The 2002 World Health Organization Food Additive Series: 48: concluded that “the negative results in studies of acquired resistance indicate that selection of Natamycin-resistant fungi is not an issue”.
Health and Safety information
In the widespread use of Natamycin in food preservation, no health concerns have been raised by consumers. This fact is supported by numerous safety studies - reviewed by independent authorities – which show no negative impact on human health. Furthermore, Natamycin helps to protect consumers from potentially harmful mycotoxins that have been linked to a variety of adverse health effects.
Molds are able to produce toxins called mycotoxins, which are harmful to human and animal health. In scientific research, mycotoxins have been found on a wide variety of foods such as cheese and bread. The application of Natamycin for food preservation reduces the risks related to mycotoxin exposure.
History of safe use
Natamycin has a long history of safe use as a natural mold inhibitor in cheese, meat, and later, other food products. In 1967 Natamycin was approved worldwide as a food additive to be applied on the surface of (specific) cheese(s), preventing the growth of unwanted molds and yeasts. In addition, it is also permitted on the surface of specific sausages, or for use in fruit juices or pastries in some countries. In the United States and in Canada, the use of Natamycin has been allowed on shredded and grated cheeses since 1982.
Research has shown that even with a very high consumption of Natamycin-treated products, it is hard to surpass any precautionary safety levels. The Allowed Daily Intake (ADI) of Natamycin was determined by the World Health Organization at a maximum 0.3 mg/kg bodyweight/day to ensure safety. This is the equivalent of one person (weighing 75 kg) eating more than 7 kg of cheese with rind every day during his/her lifetime. Other exposure studies confirm these findings for multiple food groups, even if eaten in high quantities.
Natamycin and fungi resistance
Some organizations are concerned about fungi resistance, although most controversy revolves around resistant bacteria (Natamycin has no effect on bacteria). In 2012 the German Federal Institute for Risk Assessment (BfR) issued a statement that they follow the conclusion of the European Food Safety Authority (EFSA) and have no concern on health issues with Natamycin. However, since Natamycin is used in medical treatment, they do not support extending the use of Natamycin beyond currently approved food applications. In their view, an extension might potentially lead to resistance in fungi. This would consequently lead to less effective topical treatment of fungi infections if Natamycin was used.

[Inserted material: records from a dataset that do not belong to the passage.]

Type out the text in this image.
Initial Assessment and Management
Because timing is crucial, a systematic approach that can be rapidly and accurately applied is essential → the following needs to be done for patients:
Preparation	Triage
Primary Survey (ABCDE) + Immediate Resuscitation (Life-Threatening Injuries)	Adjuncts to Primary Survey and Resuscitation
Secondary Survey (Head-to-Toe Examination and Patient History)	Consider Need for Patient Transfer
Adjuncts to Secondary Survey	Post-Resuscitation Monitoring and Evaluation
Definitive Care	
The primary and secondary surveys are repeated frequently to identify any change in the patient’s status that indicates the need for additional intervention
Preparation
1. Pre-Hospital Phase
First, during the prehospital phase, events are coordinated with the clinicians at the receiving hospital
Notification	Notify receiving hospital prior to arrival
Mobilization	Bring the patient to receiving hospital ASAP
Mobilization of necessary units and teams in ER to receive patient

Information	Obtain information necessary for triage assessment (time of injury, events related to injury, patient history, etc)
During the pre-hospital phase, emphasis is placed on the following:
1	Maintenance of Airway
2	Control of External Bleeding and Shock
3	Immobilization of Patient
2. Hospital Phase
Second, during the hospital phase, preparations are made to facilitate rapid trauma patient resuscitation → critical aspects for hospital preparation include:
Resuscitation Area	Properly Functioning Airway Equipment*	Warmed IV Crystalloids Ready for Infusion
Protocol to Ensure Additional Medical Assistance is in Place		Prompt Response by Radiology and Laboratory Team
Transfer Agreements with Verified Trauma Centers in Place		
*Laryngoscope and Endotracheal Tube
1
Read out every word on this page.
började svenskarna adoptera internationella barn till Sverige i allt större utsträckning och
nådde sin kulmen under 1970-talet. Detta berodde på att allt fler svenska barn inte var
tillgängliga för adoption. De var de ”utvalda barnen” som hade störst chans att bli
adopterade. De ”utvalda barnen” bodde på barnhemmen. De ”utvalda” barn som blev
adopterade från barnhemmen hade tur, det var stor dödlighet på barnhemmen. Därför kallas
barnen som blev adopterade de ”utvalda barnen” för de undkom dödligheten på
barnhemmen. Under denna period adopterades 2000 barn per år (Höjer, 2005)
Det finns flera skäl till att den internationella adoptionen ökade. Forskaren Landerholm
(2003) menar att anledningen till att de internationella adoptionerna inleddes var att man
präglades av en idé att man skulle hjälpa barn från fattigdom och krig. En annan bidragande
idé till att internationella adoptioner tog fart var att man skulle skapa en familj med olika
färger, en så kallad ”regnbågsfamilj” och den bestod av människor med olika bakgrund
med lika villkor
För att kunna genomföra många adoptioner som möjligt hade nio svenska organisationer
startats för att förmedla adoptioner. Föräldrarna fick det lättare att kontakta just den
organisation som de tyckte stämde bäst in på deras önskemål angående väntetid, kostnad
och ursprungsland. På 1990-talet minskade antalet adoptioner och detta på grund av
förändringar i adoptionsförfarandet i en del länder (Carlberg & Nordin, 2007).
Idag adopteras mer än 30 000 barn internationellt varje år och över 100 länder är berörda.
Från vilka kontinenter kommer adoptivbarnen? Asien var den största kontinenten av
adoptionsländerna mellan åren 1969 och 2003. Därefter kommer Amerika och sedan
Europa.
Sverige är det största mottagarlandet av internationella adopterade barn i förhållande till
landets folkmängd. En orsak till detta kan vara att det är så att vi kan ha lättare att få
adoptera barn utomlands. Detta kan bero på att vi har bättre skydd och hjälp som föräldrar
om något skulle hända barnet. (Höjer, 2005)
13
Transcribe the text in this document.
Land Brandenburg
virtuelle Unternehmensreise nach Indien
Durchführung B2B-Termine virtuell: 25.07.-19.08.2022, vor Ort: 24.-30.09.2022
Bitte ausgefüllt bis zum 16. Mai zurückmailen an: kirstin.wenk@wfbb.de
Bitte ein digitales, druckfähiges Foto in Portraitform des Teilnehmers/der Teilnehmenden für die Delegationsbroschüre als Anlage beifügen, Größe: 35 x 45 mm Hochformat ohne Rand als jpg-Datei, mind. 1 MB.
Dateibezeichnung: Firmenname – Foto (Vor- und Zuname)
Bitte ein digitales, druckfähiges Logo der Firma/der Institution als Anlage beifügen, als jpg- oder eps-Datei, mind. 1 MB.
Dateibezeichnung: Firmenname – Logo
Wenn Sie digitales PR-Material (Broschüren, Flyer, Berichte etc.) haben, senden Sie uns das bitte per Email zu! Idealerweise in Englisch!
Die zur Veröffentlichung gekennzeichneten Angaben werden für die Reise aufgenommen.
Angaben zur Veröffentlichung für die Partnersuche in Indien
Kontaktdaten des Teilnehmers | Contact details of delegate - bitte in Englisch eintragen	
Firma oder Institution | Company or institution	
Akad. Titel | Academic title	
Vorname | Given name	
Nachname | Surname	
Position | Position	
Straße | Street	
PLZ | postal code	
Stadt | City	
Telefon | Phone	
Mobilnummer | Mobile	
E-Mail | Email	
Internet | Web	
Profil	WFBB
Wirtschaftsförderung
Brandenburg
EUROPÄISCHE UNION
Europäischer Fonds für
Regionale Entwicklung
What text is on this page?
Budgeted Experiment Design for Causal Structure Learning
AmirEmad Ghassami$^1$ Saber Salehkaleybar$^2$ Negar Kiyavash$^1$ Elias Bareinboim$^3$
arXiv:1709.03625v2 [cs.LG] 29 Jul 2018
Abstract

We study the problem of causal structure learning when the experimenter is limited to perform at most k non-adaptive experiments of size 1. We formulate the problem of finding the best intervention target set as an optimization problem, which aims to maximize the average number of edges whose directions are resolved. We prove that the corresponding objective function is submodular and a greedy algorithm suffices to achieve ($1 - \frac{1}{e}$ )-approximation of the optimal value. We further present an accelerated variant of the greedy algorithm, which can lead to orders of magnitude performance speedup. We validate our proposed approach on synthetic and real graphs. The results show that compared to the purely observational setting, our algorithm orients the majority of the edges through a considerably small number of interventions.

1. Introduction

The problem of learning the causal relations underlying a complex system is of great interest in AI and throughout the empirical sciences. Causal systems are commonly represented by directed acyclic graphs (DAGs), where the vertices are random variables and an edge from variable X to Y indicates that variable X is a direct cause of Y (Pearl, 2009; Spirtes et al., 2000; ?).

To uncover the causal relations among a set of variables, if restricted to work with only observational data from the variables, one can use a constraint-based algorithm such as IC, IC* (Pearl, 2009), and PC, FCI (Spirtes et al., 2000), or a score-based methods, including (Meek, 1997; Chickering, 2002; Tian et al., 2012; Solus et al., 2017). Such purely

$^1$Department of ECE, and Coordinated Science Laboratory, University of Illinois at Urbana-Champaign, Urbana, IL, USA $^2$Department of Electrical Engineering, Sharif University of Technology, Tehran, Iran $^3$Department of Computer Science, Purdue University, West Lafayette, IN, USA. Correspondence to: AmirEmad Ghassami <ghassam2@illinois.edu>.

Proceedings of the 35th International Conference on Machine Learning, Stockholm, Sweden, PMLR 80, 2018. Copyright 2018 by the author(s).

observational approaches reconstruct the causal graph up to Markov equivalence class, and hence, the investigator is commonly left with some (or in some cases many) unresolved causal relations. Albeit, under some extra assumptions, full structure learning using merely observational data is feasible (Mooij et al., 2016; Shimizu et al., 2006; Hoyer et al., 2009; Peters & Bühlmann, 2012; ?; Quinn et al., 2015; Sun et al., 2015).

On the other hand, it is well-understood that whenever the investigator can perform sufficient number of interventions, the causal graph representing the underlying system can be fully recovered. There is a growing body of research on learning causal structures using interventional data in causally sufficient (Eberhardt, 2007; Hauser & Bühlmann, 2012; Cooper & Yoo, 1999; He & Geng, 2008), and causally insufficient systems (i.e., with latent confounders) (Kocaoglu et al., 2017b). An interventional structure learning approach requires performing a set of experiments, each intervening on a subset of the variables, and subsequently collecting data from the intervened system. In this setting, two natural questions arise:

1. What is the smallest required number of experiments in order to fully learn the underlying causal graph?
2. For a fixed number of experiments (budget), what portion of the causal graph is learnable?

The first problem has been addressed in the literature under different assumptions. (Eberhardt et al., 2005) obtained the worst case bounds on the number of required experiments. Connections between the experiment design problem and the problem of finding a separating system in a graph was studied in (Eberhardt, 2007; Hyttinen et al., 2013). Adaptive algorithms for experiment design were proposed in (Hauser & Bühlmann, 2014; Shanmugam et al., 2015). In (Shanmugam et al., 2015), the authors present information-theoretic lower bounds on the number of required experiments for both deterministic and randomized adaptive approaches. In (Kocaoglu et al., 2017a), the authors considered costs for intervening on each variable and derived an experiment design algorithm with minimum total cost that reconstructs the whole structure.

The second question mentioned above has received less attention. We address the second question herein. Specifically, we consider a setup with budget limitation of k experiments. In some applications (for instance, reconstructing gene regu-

This BfR opinion is a reaction to consumer questions rather than based on new evidence or recent risk studies. Currently there is no evidence that suggests that Natamycin on food contributes to resistance in fungi. This position is, for instance, supported by EFSA. In their 2009 safety assessment EFSA concluded that “there was no concern for the induction of antimicrobial resistance”.
A more recent and extensive literature study carried out by the Netherlands Organization for Applied Scientific Research (TNO) in 2012 came to the same conclusion. After reviewing more than 60 studies, no evidence could be found that links the use and consumption of Natamycin to acquired resistance of fungi.